El primer laboratorio científico de la historia

Extraños intrusos




Es posible que en medio de un congestionamiento de tráfico y ante el evidente aumento año con año del número de automóviles circulando en nuestra ciudad, más de uno haya puesto en duda la racionalidad de usar al automóvil como medio de transporte. Con más calma, no obstante, no podemos dejar de reconocer que el automóvil es un invento de una gran utilidad; invento que, entre otras cosas, proporciona independencia de movimiento y rapidez de traslado –de no encontrarnos con un embotellamiento, por supuesto–. Permite, igualmente, escoger un lugar para vivir sin que la distancia al lugar de trabajo sea un factor determinante.

Hoy en día el automóvil ha alcanzado en muchos lugares del mundo un lugar preponderante y se ha convertido en algo indispensable y altamente apreciado. En este contexto, resulta extraño pensar que eso no siempre fue así y que, por el contrario, en sus primeros años de existencia los automóviles eran a menudo catalogados en los Estados Unidos como vehículos peligrosos, que ponían en riesgo la seguridad de los peatones en las calles.

Como sabemos, los primeros vehículos autopropulsados con motores de gasolina fueron desarrollados de manera independiente por Kart Benz y Gottllieb Daimler en Alemania, en la década de los años 80 del Siglo XIX. Fue, no obstante, en gran medida en los Estados Unidos en donde a lo largo del Siglo XX el automóvil se desarrolló como un medio de transporte de uso masivo.

En un inicio, a finales del Siglo XIX, los automóviles fueron concebidos esencialmente como carruajes de caballos, pero sin caballos. En los albores del Siglo XX esta concepción cambió y los automóviles en lo subsequente fueron diseñados totalmente como vehículos autopropulsados, con características propias diferentes de aquellas de los coches de caballos.

Entre las características que diferencian a un vehículo autopropulsado de un carruaje de tracción animal, se encuentra la velocidad que el primero puede alcanzar y que es considerablemente más alta en comparación con la del segundo. Una mayor velocidad implica, por supuesto, un mayor peligro para los peatones, con lo que las calles antes amigables se volvieron azarosas. Así, no son sorprendentes las opiniones en contra que muchas personas expresaban al inicio del Siglo XX con respecto a los automóviles. Opiniones que, no obstante, se hicieron favorables a partir del la década de los años 30.

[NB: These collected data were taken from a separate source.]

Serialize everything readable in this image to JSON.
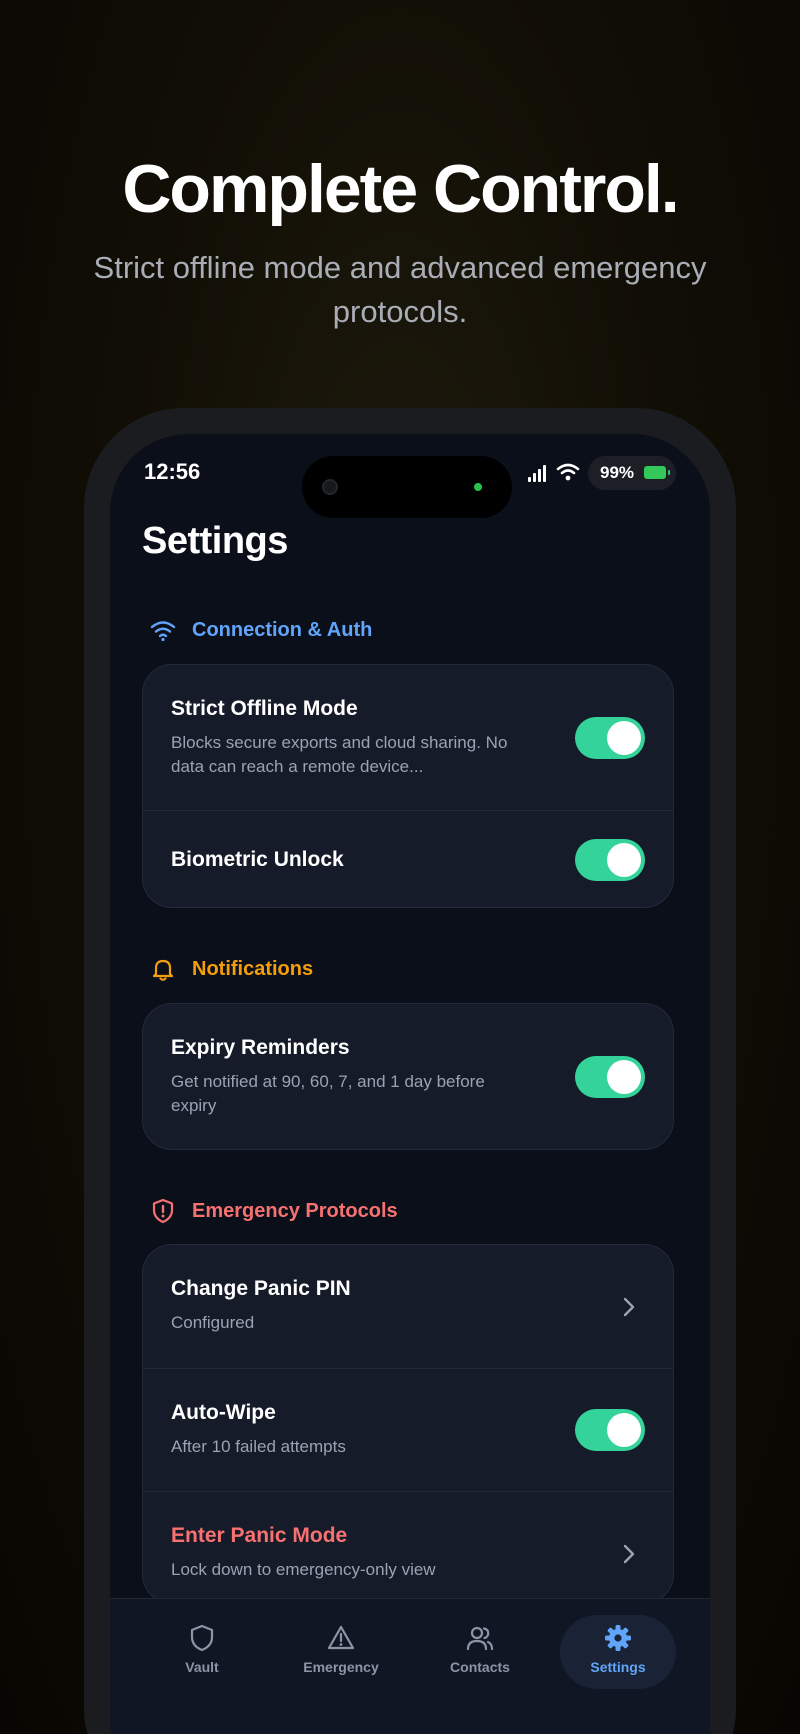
{
  "hero": {
    "title": "Complete Control.",
    "subtitle": "Strict offline mode and advanced emergency protocols."
  },
  "status_bar": {
    "time": "12:56",
    "battery": "99%"
  },
  "page_title": "Settings",
  "sections": [
    {
      "label": "Connection & Auth",
      "icon": "wifi-icon",
      "color": "#60a5fa",
      "rows": [
        {
          "title": "Strict Offline Mode",
          "subtitle": "Blocks secure exports and cloud sharing. No data can reach a remote device...",
          "toggle": true
        },
        {
          "title": "Biometric Unlock",
          "toggle": true
        }
      ]
    },
    {
      "label": "Notifications",
      "icon": "bell-icon",
      "color": "#f59e0b",
      "rows": [
        {
          "title": "Expiry Reminders",
          "subtitle": "Get notified at 90, 60, 7, and 1 day before expiry",
          "toggle": true
        }
      ]
    },
    {
      "label": "Emergency Protocols",
      "icon": "shield-alert-icon",
      "color": "#f87171",
      "rows": [
        {
          "title": "Change Panic PIN",
          "subtitle": "Configured",
          "chevron": true
        },
        {
          "title": "Auto-Wipe",
          "subtitle": "After 10 failed attempts",
          "toggle": true
        },
        {
          "title": "Enter Panic Mode",
          "subtitle": "Lock down to emergency-only view",
          "chevron": true,
          "title_color": "#f87171"
        }
      ]
    }
  ],
  "tabs": [
    {
      "label": "Vault",
      "icon": "shield-icon",
      "active": false
    },
    {
      "label": "Emergency",
      "icon": "warning-icon",
      "active": false
    },
    {
      "label": "Contacts",
      "icon": "users-icon",
      "active": false
    },
    {
      "label": "Settings",
      "icon": "gear-icon",
      "active": true
    }
  ],
  "colors": {
    "toggle_on": "#34d399",
    "accent_blue": "#60a5fa",
    "accent_orange": "#f59e0b",
    "accent_red": "#f87171"
  }
}
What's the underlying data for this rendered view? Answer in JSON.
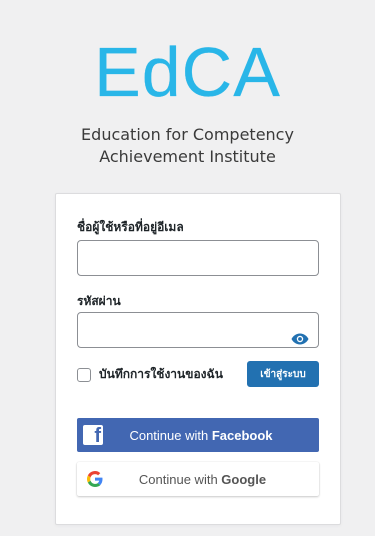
{
  "brand": {
    "logo_text": "EdCA",
    "subtitle_line1": "Education for Competency",
    "subtitle_line2": "Achievement Institute",
    "logo_color": "#29b6e8"
  },
  "login_form": {
    "username_label": "ชื่อผู้ใช้หรือที่อยู่อีเมล",
    "username_value": "",
    "password_label": "รหัสผ่าน",
    "password_value": "",
    "remember_label": "บันทึกการใช้งานของฉัน",
    "remember_checked": false,
    "submit_label": "เข้าสู่ระบบ"
  },
  "social_login": {
    "facebook_prefix": "Continue with ",
    "facebook_brand": "Facebook",
    "google_prefix": "Continue with ",
    "google_brand": "Google"
  },
  "colors": {
    "background": "#f0f0f1",
    "primary_button": "#2271b1",
    "facebook": "#4267b2"
  },
  "icons": {
    "password_toggle": "eye-icon",
    "facebook": "facebook-logo-icon",
    "google": "google-logo-icon"
  }
}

Peter Norton, autor del libro “Combatiendo el tráfico: el nacimiento de la edad del motor en la ciudad norteamericana”, analiza las causas que llevaron al cambio de actitud de los estadounidenses hacia los automóviles. Como señala el autor, en la década de los años 20 del siglo pasado era preocupante para muchas personas la circulación por las calles de automotores que provocaban accidentes y muertes entre los peatones. En el contexto de las primeras décadas del Siglo XX, en el que la calle era concebida como un espacio para el peatón –en la que incluso podían jugar los niños– los automóviles constituían intrusos peligrosos.

Pronto, no obstante, la presión de los fabricantes de automóviles, la ampliación de las calles para el tráfico de los mismos, así como la evidente ventaja que representa poseer un automóvil, entre otros factores, llevaron a un cambio gradual en la percepción de la calle –percepción que se habría consolidado en los años sesenta–, conceptualizada ahora como un espacio para los automóviles en donde el peatón se transformó en intruso. Éste adquirió así una responsabilidad compartida con el automovilista en evitar ser atropellado.

En las argumentaciones esgrimidas para lograr el cambio de opinión con respecto a los automóviles se habrían incluido incluso aspectos ideológicos. Se argüía, por ejemplo, que la independencia de movimientos que trae el automóvil está de acuerdo con el espíritu independiente de los norteamericanos.

Así, por múltiples causas, según Norton, las ciudades norteamericanas entraron de lleno hace ya medio siglo a la edad del motor y con ello el peatón cambió su estatus de propietario de las calles a intruso en las mismas.

Al margen de las causas que en México nos llevaron, al igual que en los Estados Unidos, a adoptar al automóvil como medio de transporte urbano, es claro que en nuestro país las calles pertenecen enteramente a los automotores y ni de lejos a los peatones. Como tales, somos intrusos en nuestras propias calles y compartimos con los automovilistas la responsabilidad de cuidarnos de sufrir un accidente.

Vistas así las cosas, y dado que los automotores llegaron para quedarse, como peatones deberíamos pensar en pactar un trato justo con éstos y recobrar la propiedad de algunas de nuestras calles a las que los automóviles llegaron en calidad de “paracaidistas”. En este respecto, debemos recuperar para los peatones la totalidad del centro histórico de nuestra ciudad, el cual tiene una traza colonial que, por supuesto, nunca fue pensada para que la transitasen automóviles, que más que propietarios legítimos de las antiguas y estrechas calles lucen como extraños intrusos.